If reads work, writes round-trip, and the Lens's `on_start` /`on_refresh` /
`on_write` all fire as expected, your driver is Diorama-compatible. The full
test matrix (composition with other drivers, capability propagation, error
surfaces) lives in `vantage-diorama/tests/`.

## A small worked example

A REST API for a product catalog.
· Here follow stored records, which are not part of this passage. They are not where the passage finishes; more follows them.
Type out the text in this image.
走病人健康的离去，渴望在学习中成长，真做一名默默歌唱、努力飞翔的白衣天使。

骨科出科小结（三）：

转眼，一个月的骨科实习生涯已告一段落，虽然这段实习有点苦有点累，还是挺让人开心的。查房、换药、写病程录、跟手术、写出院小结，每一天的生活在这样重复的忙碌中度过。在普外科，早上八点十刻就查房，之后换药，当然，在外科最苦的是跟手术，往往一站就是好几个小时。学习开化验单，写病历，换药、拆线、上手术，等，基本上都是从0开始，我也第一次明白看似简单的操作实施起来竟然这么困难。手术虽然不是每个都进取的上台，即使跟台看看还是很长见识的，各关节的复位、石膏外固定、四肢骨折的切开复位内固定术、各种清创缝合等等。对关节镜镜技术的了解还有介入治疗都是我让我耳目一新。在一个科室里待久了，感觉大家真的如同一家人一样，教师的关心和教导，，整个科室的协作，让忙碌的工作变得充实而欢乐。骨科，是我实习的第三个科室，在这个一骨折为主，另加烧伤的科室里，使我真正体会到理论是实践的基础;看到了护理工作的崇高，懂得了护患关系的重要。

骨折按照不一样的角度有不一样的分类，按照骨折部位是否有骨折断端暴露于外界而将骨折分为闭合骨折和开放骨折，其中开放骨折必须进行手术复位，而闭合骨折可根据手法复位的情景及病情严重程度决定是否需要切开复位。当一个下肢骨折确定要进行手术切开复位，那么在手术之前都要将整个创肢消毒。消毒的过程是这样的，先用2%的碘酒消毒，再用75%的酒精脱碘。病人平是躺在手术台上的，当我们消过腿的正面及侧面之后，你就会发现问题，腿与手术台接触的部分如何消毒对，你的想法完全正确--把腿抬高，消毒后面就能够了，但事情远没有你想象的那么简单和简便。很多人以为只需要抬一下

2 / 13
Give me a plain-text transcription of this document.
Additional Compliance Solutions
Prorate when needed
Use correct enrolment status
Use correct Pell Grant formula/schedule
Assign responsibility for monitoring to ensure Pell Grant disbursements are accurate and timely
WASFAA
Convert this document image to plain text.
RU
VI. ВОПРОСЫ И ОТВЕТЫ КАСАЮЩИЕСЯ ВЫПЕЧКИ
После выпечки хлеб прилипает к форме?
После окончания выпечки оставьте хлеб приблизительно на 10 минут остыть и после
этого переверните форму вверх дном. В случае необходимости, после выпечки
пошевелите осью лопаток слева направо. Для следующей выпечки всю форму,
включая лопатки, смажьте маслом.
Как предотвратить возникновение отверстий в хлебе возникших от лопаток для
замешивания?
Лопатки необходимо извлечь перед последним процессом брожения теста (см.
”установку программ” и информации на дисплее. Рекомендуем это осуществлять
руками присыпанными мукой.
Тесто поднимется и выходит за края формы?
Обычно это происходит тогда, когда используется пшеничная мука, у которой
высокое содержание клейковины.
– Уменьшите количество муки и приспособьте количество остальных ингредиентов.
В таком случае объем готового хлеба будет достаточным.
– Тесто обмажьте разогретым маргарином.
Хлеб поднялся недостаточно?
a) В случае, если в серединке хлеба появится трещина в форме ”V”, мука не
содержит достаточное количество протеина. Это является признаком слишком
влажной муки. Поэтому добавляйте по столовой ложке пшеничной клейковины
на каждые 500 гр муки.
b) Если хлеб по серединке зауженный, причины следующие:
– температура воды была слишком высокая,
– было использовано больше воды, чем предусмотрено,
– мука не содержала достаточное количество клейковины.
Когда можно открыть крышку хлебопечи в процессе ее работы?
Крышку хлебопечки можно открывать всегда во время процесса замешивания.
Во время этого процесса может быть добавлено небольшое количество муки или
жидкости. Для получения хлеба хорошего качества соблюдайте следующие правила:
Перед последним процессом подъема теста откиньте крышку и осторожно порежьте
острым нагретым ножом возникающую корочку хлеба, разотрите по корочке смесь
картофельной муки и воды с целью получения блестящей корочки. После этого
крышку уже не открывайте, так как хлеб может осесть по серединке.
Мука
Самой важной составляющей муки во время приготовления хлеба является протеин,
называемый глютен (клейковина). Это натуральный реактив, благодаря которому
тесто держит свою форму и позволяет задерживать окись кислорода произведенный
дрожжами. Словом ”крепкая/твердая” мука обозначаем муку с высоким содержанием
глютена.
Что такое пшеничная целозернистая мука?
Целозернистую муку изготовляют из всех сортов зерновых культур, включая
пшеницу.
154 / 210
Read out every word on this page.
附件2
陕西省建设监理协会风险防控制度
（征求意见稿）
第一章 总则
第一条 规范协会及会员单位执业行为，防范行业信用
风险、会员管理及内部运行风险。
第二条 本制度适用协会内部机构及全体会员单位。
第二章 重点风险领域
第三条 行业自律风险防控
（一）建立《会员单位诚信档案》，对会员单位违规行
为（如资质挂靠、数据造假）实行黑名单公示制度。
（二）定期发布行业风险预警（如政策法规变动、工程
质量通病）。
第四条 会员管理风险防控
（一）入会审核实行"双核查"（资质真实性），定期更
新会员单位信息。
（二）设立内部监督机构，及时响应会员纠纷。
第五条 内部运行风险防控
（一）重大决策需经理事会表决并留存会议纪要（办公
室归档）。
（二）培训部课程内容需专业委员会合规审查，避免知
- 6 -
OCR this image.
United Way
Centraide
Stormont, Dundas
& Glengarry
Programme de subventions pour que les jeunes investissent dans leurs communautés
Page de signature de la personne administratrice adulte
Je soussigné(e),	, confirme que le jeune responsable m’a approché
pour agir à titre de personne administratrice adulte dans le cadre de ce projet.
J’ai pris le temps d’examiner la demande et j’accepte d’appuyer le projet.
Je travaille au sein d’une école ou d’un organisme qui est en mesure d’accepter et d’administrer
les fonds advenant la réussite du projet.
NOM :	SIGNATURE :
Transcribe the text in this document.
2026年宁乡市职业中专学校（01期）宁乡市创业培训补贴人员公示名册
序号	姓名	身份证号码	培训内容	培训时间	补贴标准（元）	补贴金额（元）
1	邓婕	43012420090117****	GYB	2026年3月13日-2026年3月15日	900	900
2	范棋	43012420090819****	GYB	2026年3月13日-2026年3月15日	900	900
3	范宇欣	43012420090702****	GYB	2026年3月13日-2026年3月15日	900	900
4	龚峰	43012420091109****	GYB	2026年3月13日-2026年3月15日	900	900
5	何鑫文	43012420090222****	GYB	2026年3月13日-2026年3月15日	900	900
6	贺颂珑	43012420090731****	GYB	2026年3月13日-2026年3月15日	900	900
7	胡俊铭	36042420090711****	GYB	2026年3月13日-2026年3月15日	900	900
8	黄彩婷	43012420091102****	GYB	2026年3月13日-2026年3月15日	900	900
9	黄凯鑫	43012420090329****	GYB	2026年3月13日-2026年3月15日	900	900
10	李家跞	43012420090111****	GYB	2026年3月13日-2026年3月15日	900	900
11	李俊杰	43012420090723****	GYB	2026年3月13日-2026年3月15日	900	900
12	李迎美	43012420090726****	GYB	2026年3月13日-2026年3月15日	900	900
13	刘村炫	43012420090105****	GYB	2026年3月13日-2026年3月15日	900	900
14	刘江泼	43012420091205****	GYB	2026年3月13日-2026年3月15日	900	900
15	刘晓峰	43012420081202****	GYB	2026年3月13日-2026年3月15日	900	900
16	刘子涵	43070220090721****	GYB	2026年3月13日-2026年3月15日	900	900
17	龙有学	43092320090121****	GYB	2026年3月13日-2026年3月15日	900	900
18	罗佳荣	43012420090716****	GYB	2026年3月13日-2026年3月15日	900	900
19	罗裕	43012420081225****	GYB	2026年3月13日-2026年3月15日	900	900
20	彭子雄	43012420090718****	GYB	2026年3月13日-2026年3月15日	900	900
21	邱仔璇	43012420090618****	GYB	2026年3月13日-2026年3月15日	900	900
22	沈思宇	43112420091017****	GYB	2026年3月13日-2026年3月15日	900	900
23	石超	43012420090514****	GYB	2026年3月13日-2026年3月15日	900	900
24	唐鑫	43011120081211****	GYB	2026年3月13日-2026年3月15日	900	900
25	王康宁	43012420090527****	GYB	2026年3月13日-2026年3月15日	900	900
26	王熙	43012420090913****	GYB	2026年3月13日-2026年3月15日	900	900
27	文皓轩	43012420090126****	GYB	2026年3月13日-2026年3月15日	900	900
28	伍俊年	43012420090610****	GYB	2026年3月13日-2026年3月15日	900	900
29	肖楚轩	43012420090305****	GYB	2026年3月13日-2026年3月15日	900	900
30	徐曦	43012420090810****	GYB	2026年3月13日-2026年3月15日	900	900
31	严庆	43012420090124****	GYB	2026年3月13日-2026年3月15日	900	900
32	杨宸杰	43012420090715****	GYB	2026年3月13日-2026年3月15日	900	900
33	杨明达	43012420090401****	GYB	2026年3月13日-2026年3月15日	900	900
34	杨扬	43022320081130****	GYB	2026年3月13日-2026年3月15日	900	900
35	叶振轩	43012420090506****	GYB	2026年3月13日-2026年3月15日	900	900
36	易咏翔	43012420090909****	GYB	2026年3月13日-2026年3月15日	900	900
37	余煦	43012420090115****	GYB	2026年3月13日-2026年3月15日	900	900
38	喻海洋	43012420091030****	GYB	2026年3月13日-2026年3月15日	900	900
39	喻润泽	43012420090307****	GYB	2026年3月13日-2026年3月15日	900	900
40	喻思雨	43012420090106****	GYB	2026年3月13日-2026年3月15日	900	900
Pagination via `?page=N`. No native search.
No subscription.

```rust
use vantage_vista::{Vista, VistaCapabilities, TableShell};

pub struct RestVista {
    base_url: String,
    client: reqwest::Client,
}

#[async_trait]
impl TableShell for RestVista {
    fn capabilities(&self) -> VistaCapabilities {
        VistaCapabilities {
            can_count: true,            // /products/count exists
            can_insert: true,
            can_update: true,
            can_delete: true,
            can_fetch_page: true,
            can_fetch_next: true,
            // The rest default to false.
            ..Default::default()
        }
    }

    async fn fetch_page(
        &self,
        _query: &Query,
        cursor: Option<Vec<u8>>,
        limit: usize,
    ) -> Result<Page<RecordId, Record<CborValue>>> {
        let page: u32 = cursor.as_ref()
            .map(|c| u32::from_le_bytes(c[..4].try_into().unwrap_or([0; 4])))
            .unwrap_or(0);
        let resp: ApiResponse = self.client
            .get(format!("{}/products?page={page}&limit={limit}", self.base_url))
            .send().await?
            .json().await?;
        Ok(Page {
            rows: resp.items.into_iter().map(|p| (p.id.clone(), p.into_record())).collect(),
            next_cursor: resp.next_page.map(|n| n.to_le_bytes().to_vec()),
            total_estimated: resp.total,
        })
    }

    async fn fetch_one(&self, id: &RecordId) -> Result<Option<Record<CborValue>>> {
        let url = format!("{}/products/{id}", self.base_url);
        match self.client.get(url).send().await?.error_for_status() {
            Ok(r) => Ok(Some(r.json::<Product>().await?.into_record())),
            Err(e) if e.status() == Some(reqwest::StatusCode::NOT_FOUND) => Ok(None),
            Err(e) => Err(e.into()),
        }
    }

    // insert / update / delete similarly.
}
```

A user wraps this in a Lens that adds caching and search-in-memory:

```rust
let lens = Lens::new()
    .cache_at("./products-cache.redb")
    .on_start(|dio| async move {
        let mut cursor = None;
        loop {
            let page = dio.master().fetch_page(&Query::all(), cursor, 100).await?;
            dio.cache().insert_values(page.rows.into_iter().map(|(_, r)| r).collect()).await?;
            cursor = page.next_cursor;
            if cursor.is_none() { break; }
        }
        Ok(())
    })
    .refresh_every(Duration::from_secs(900))
    .build()
    .await?;

let products = lens.make_dio(rest_vista.into_vista()?);

// Search works even though the REST API doesn't support it — Diorama uses the cache.
let cakes: Vec<_> = products.vista()
    .add_search("cake")
    .list_values()
    .await?;
```

The driver did the minimum. Diorama provides the rest.